Monday, December 18, 2006

I didn't recognize you...

"I didn't recognize you...you're so blonde!"

This is what a former colleague of mine said to me when I ran into him at the grocery store on Friday night. And he couldn't have known how happy that statement made me.

It was very, very nice to see Brian at Shaw's on Friday. Brian was my supervisor when I was an intern at Beacon Press back in 2003, which feels like 100 years ago now. We do this periodically--he'll pop into Tremont or I'll drop him an email by way of saying hello, and we'll catch up in a cursory way. Last time we spoke I was still acquiring books at my last job, still working at Tremont to pay the bills, and trying to call in a favor and get my friend an internship. That was maybe last March?

This time when I saw Brian, I was rushing through the aisles at the grocery store, trying to find pancetta and bucatini in preparation for the Amatriciana dish I was preparing for a special dinner with the Mathematician--our mini-Christmas before he departed to California for the holidays. I caught a glimpse of Brian out of the corner of my eye as I ran from the pasta aisle to the bacon section (yes, Shaw's has a sepcific refrigerated area labeled "BACON"), by my brain didn't register who he was until I was many, many grocery store aisles away. By then, it seemed the opportunity to make small talk had passed...until I walked right by him in the candy aisle, on my way to the check-out counter.

"Hi!" I said, walking right up to he and his partner, with a very big friendly grin on my face.

"Um...Hi," he said, casting a sidelong to his partner that said, 'Why is this crazy girl STARING at me???' Then, a second later, he realized who I actually was and said the magic words:

"Oh, it's you! How are you? I didn't recognize you...you're so blonde!"

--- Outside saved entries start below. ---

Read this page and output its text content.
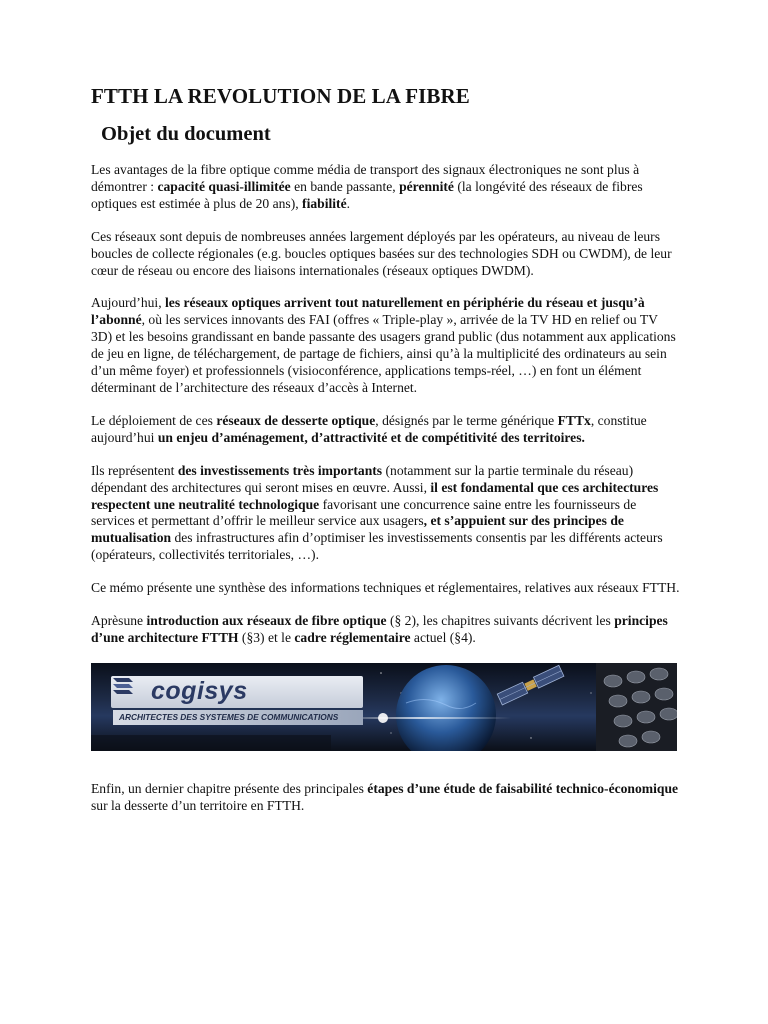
FTTH LA REVOLUTION DE LA FIBRE
Objet du document

Les avantages de la fibre optique comme média de transport des signaux électroniques ne sont plus à démontrer : capacité quasi-illimitée en bande passante, pérennité (la longévité des réseaux de fibres optiques est estimée à plus de 20 ans), fiabilité.

Ces réseaux sont depuis de nombreuses années largement déployés par les opérateurs, au niveau de leurs boucles de collecte régionales (e.g. boucles optiques basées sur des technologies SDH ou CWDM), de leur cœur de réseau ou encore des liaisons internationales (réseaux optiques DWDM).

Aujourd’hui, les réseaux optiques arrivent tout naturellement en périphérie du réseau et jusqu’à l’abonné, où les services innovants des FAI (offres « Triple-play », arrivée de la TV HD en relief ou TV 3D) et les besoins grandissant en bande passante des usagers grand public (dus notamment aux applications de jeu en ligne, de téléchargement, de partage de fichiers, ainsi qu’à la multiplicité des ordinateurs au sein d’un même foyer) et professionnels (visioconférence, applications temps-réel, …) en font un élément déterminant de l’architecture des réseaux d’accès à Internet.

Le déploiement de ces réseaux de desserte optique, désignés par le terme générique FTTx, constitue aujourd’hui un enjeu d’aménagement, d’attractivité et de compétitivité des territoires.

Ils représentent des investissements très importants (notamment sur la partie terminale du réseau) dépendant des architectures qui seront mises en œuvre. Aussi, il est fondamental que ces architectures respectent une neutralité technologique favorisant une concurrence saine entre les fournisseurs de services et permettant d’offrir le meilleur service aux usagers, et s’appuient sur des principes de mutualisation des infrastructures afin d’optimiser les investissements consentis par les différents acteurs (opérateurs, collectivités territoriales, …).

Ce mémo présente une synthèse des informations techniques et réglementaires, relatives aux réseaux FTTH.

Aprèsune introduction aux réseaux de fibre optique (§ 2), les chapitres suivants décrivent les principes d’une architecture FTTH (§3) et le cadre réglementaire actuel (§4).

cogisys
ARCHITECTES DES SYSTEMES DE COMMUNICATIONS

Enfin, un dernier chapitre présente des principales étapes d’une étude de faisabilité technico-économique sur la desserte d’un territoire en FTTH.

And I felt so proud of my blonde hair. I mean, it caused him to do a double take, to stop mid-sentence, and even cast a dubious sidelong glance to his partner because he didn't know who the fuck I was! My blondiness baffled him! I was--am--so elated by this that it didn't even occur to me until now, as I sit down to write about the effect my blonde hair had on this scene, that in my mind the very, very artificial color of my very, very blonde hair overshadowed ALL of the other life changes and accomplishments that have shaped the past three years of my life. I of course filled Brian in on the latest news--my career change, my fabulous new life as a cookbook publicist, how happy I am that I no longer had to commute every day, how much I ADORE my new boss and my fun new job. But as I was chatting away, all I could think about was how I couldn't wait to go home and write in my blog about Brian's confusion and his inability to recognize me as a blonde. Even as I stood there rattling on about my career and my life changes I felt that Brian's bafflement was somehow proof positive that my theory about going blonde is true--it has made me different.

But really, my hair is about the LEAST significant thing that has changed in my life since I last worked with Brian. Since I left Beacon Press I have:
  1. Gotten my first publishing job (my first REAL job) as an editorial assistant
  2. Been promoted in that job and learned how to be a book editor
  3. Grown dissatisfied with my job as an editor and quit
  4. Started a new career as a publicist
  5. Started writing a book
  6. Survived the demise of my engagement, a slow collapse which included: years of patient waiting, hundreds of hours of personal & couples therapy, even more hundreds of hours of arguments, and gallons of tears
  7. Supported my mom as she battled breast cancer
  8. Supported my dad as he battled a myriad of heart problems
  9. Fallen hopelessly in love with a Mathematician who whisked me away to Prague twice and Italy once

Yet the blonde thing is the thing I cherished most about seeing Brian? Am I a little too obsessed with the project? Or just in the habit of underselling myself? Or is it maybe that I've just got the whole thing twisted...that being blonde hasn't made me different at all, rather, that being different is what made go blonde?